Pour la BCT, l’enjeu est double : réduire le risque systémique et renforcer la crédibilité internationale du système financier tunisien.
Une cartographie des risques désormais stratégique
Les banques et établissements financiers sont désormais tenus de mettre en place une évaluation formalisée et documentée des risques, intégrant :
- la structure de la clientèle,
- les produits et services financiers,
- les canaux digitaux,
- les expositions géographiques et juridictionnelles.
Cette cartographie doit être mise à jour au minimum tous les trois ans, ou plus tôt en cas de changement réglementaire ou de modification du profil de risque. Pour les acteurs du marché, cette obligation transforme la gestion LBA/FT en outil stratégique de pilotage des risques, au même titre que le risque de crédit ou de liquidité.
Intégration du risque de prolifération : un alignement international
La circulaire consacre l’intégration du financement de la prolifération dans le périmètre de conformité bancaire. Toute défaillance dans l’application des sanctions financières onusiennes est désormais considérée comme un risque majeur.
Concrètement, les établissements doivent assurer :
- le gel immédiat des avoirs concernés,
- l’interdiction totale de mise à disposition de fonds aux entités sanctionnées.
Cette évolution rapproche la Tunisie des standards du GAFI et répond aux attentes des partenaires financiers internationaux.
Gouvernance, contrôle interne et relations internationales
La BCT renforce également la gouvernance des dispositifs de conformité. Les banques doivent évaluer régulièrement leur système LBA/FT, notamment via :
- des questionnaires internes normalisés,
- ou le questionnaire du Wolfsberg Group, souvent exigé par les correspondants bancaires étrangers.
L’intégration des règles LBA/FT dans le code de déontologie renforce la responsabilité des organes dirigeants et du top management, un point clé pour la notation de conformité internationale.

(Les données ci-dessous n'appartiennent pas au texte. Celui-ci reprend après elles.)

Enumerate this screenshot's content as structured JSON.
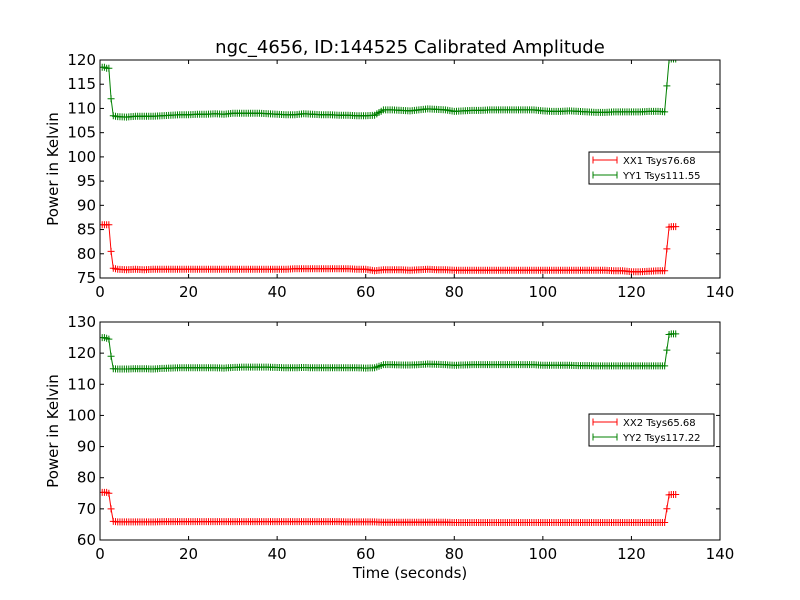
{
  "title": "ngc_4656, ID:144525 Calibrated Amplitude",
  "chart_data": [
    {
      "type": "line",
      "ylabel": "Power in Kelvin",
      "xlabel": "",
      "xlim": [
        0,
        140
      ],
      "ylim": [
        75,
        120
      ],
      "xticks": [
        0,
        20,
        40,
        60,
        80,
        100,
        120,
        140
      ],
      "yticks": [
        75,
        80,
        85,
        90,
        95,
        100,
        105,
        110,
        115,
        120
      ],
      "grid": false,
      "legend_position": "center-right",
      "series": [
        {
          "name": "XX1 Tsys76.68",
          "color": "#ff0000",
          "x": [
            0.5,
            1.0,
            1.5,
            2.0,
            2.5,
            3.0,
            4,
            6,
            8,
            10,
            12,
            14,
            16,
            18,
            20,
            22,
            24,
            26,
            28,
            30,
            32,
            34,
            36,
            38,
            40,
            42,
            44,
            46,
            48,
            50,
            52,
            54,
            56,
            58,
            60,
            62,
            64,
            66,
            68,
            70,
            72,
            74,
            76,
            78,
            80,
            82,
            84,
            86,
            88,
            90,
            92,
            94,
            96,
            98,
            100,
            102,
            104,
            106,
            108,
            110,
            112,
            114,
            116,
            118,
            120,
            122,
            124,
            126,
            127.5,
            128.5,
            129.0,
            129.5,
            130.0
          ],
          "y": [
            86.0,
            86.0,
            86.0,
            86.0,
            80.5,
            77.0,
            76.8,
            76.7,
            76.8,
            76.7,
            76.8,
            76.8,
            76.8,
            76.8,
            76.8,
            76.8,
            76.8,
            76.8,
            76.8,
            76.8,
            76.8,
            76.8,
            76.8,
            76.8,
            76.8,
            76.8,
            76.9,
            76.9,
            76.9,
            76.9,
            76.9,
            76.9,
            76.9,
            76.8,
            76.8,
            76.5,
            76.7,
            76.7,
            76.7,
            76.6,
            76.7,
            76.8,
            76.7,
            76.7,
            76.6,
            76.6,
            76.6,
            76.6,
            76.6,
            76.6,
            76.6,
            76.6,
            76.6,
            76.6,
            76.6,
            76.6,
            76.6,
            76.6,
            76.6,
            76.6,
            76.6,
            76.6,
            76.5,
            76.5,
            76.3,
            76.3,
            76.4,
            76.5,
            76.5,
            85.5,
            85.6,
            85.6,
            85.6
          ]
        },
        {
          "name": "YY1 Tsys111.55",
          "color": "#008000",
          "x": [
            0.5,
            1.0,
            1.5,
            2.0,
            2.5,
            3.0,
            4,
            6,
            8,
            10,
            12,
            14,
            16,
            18,
            20,
            22,
            24,
            26,
            28,
            30,
            32,
            34,
            36,
            38,
            40,
            42,
            44,
            46,
            48,
            50,
            52,
            54,
            56,
            58,
            60,
            62,
            64,
            66,
            68,
            70,
            72,
            74,
            76,
            78,
            80,
            82,
            84,
            86,
            88,
            90,
            92,
            94,
            96,
            98,
            100,
            102,
            104,
            106,
            108,
            110,
            112,
            114,
            116,
            118,
            120,
            122,
            124,
            126,
            127.5,
            128.5,
            129.0,
            129.5,
            130.0
          ],
          "y": [
            118.5,
            118.5,
            118.3,
            118.3,
            112.0,
            108.5,
            108.3,
            108.2,
            108.4,
            108.4,
            108.4,
            108.5,
            108.6,
            108.7,
            108.7,
            108.8,
            108.8,
            108.9,
            108.8,
            109.0,
            109.0,
            109.0,
            109.0,
            108.9,
            108.8,
            108.7,
            108.7,
            108.9,
            108.8,
            108.7,
            108.7,
            108.6,
            108.6,
            108.5,
            108.5,
            108.6,
            109.7,
            109.7,
            109.6,
            109.5,
            109.7,
            109.9,
            109.8,
            109.7,
            109.4,
            109.5,
            109.6,
            109.6,
            109.7,
            109.7,
            109.7,
            109.7,
            109.7,
            109.7,
            109.5,
            109.4,
            109.4,
            109.5,
            109.4,
            109.3,
            109.2,
            109.2,
            109.3,
            109.3,
            109.3,
            109.3,
            109.4,
            109.4,
            109.3,
            120.0,
            120.2,
            120.2,
            120.2
          ]
        }
      ]
    },
    {
      "type": "line",
      "ylabel": "Power in Kelvin",
      "xlabel": "Time (seconds)",
      "xlim": [
        0,
        140
      ],
      "ylim": [
        60,
        130
      ],
      "xticks": [
        0,
        20,
        40,
        60,
        80,
        100,
        120,
        140
      ],
      "yticks": [
        60,
        70,
        80,
        90,
        100,
        110,
        120,
        130
      ],
      "grid": false,
      "legend_position": "center-right",
      "series": [
        {
          "name": "XX2 Tsys65.68",
          "color": "#ff0000",
          "x": [
            0.5,
            1.0,
            1.5,
            2.0,
            2.5,
            3.0,
            4,
            6,
            8,
            10,
            12,
            14,
            16,
            18,
            20,
            22,
            24,
            26,
            28,
            30,
            32,
            34,
            36,
            38,
            40,
            42,
            44,
            46,
            48,
            50,
            52,
            54,
            56,
            58,
            60,
            62,
            64,
            66,
            68,
            70,
            72,
            74,
            76,
            78,
            80,
            82,
            84,
            86,
            88,
            90,
            92,
            94,
            96,
            98,
            100,
            102,
            104,
            106,
            108,
            110,
            112,
            114,
            116,
            118,
            120,
            122,
            124,
            126,
            127.5,
            128.5,
            129.0,
            129.5,
            130.0
          ],
          "y": [
            75.3,
            75.3,
            75.3,
            75.0,
            70.0,
            66.0,
            65.8,
            65.8,
            65.8,
            65.8,
            65.8,
            65.9,
            65.9,
            65.9,
            65.9,
            65.9,
            65.9,
            65.9,
            65.9,
            65.9,
            65.9,
            65.9,
            65.9,
            65.9,
            65.9,
            65.9,
            65.9,
            65.9,
            65.9,
            65.9,
            65.9,
            65.9,
            65.8,
            65.8,
            65.8,
            65.8,
            65.7,
            65.7,
            65.7,
            65.7,
            65.7,
            65.7,
            65.7,
            65.7,
            65.6,
            65.6,
            65.6,
            65.6,
            65.6,
            65.6,
            65.6,
            65.6,
            65.6,
            65.6,
            65.6,
            65.6,
            65.6,
            65.6,
            65.6,
            65.6,
            65.6,
            65.6,
            65.6,
            65.6,
            65.6,
            65.6,
            65.6,
            65.6,
            65.6,
            74.5,
            74.6,
            74.6,
            74.6
          ]
        },
        {
          "name": "YY2 Tsys117.22",
          "color": "#008000",
          "x": [
            0.5,
            1.0,
            1.5,
            2.0,
            2.5,
            3.0,
            4,
            6,
            8,
            10,
            12,
            14,
            16,
            18,
            20,
            22,
            24,
            26,
            28,
            30,
            32,
            34,
            36,
            38,
            40,
            42,
            44,
            46,
            48,
            50,
            52,
            54,
            56,
            58,
            60,
            62,
            64,
            66,
            68,
            70,
            72,
            74,
            76,
            78,
            80,
            82,
            84,
            86,
            88,
            90,
            92,
            94,
            96,
            98,
            100,
            102,
            104,
            106,
            108,
            110,
            112,
            114,
            116,
            118,
            120,
            122,
            124,
            126,
            127.5,
            128.5,
            129.0,
            129.5,
            130.0
          ],
          "y": [
            125.0,
            125.0,
            124.8,
            124.5,
            119.0,
            115.0,
            114.9,
            114.9,
            115.0,
            115.0,
            114.9,
            115.1,
            115.2,
            115.3,
            115.3,
            115.3,
            115.3,
            115.3,
            115.2,
            115.4,
            115.5,
            115.5,
            115.5,
            115.5,
            115.4,
            115.3,
            115.3,
            115.4,
            115.3,
            115.3,
            115.3,
            115.3,
            115.3,
            115.3,
            115.2,
            115.3,
            116.3,
            116.3,
            116.2,
            116.2,
            116.3,
            116.5,
            116.4,
            116.3,
            116.1,
            116.2,
            116.3,
            116.3,
            116.3,
            116.3,
            116.3,
            116.3,
            116.3,
            116.3,
            116.1,
            116.1,
            116.1,
            116.1,
            116.0,
            116.0,
            115.9,
            115.9,
            115.9,
            115.9,
            115.9,
            115.9,
            115.9,
            115.9,
            115.9,
            126.0,
            126.2,
            126.2,
            126.2
          ]
        }
      ]
    }
  ]
}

Reporting, transparence et pression réglementaire accrue
Sur le plan opérationnel, la circulaire introduit :
- l’obligation de déclaration immédiate des opérations suspectes via goAML,
- un reporting trimestriel obligatoire des avoirs gelés, à transmettre dans un délai de 20 jours ouvrables après chaque trimestre,
- une notification sous 5 jours à la BCT de toute désignation du correspondant CTAF.
À la clôture annuelle, les banques devront également fournir des statistiques détaillées sur les déclarations de soupçon, les montants concernés et les typologies de risques identifiées.
Un impact direct sur les coûts et l’organisation des banques
Pour les établissements financiers, ces nouvelles exigences impliquent :
- des investissements supplémentaires en conformité et systèmes d’information,
- un renforcement des équipes de contrôle interne,
- une traçabilité accrue des opérations sensibles.
À moyen terme, la BCT parie sur un effet positif sur la solidité et l’attractivité du secteur bancaire tunisien, notamment vis-à-vis des investisseurs et partenaires étrangers.
Une entrée en vigueur immédiate
La circulaire est applicable dès le 22 décembre 2025, sans phase transitoire, plaçant les banques face à une obligation d’adaptation rapide.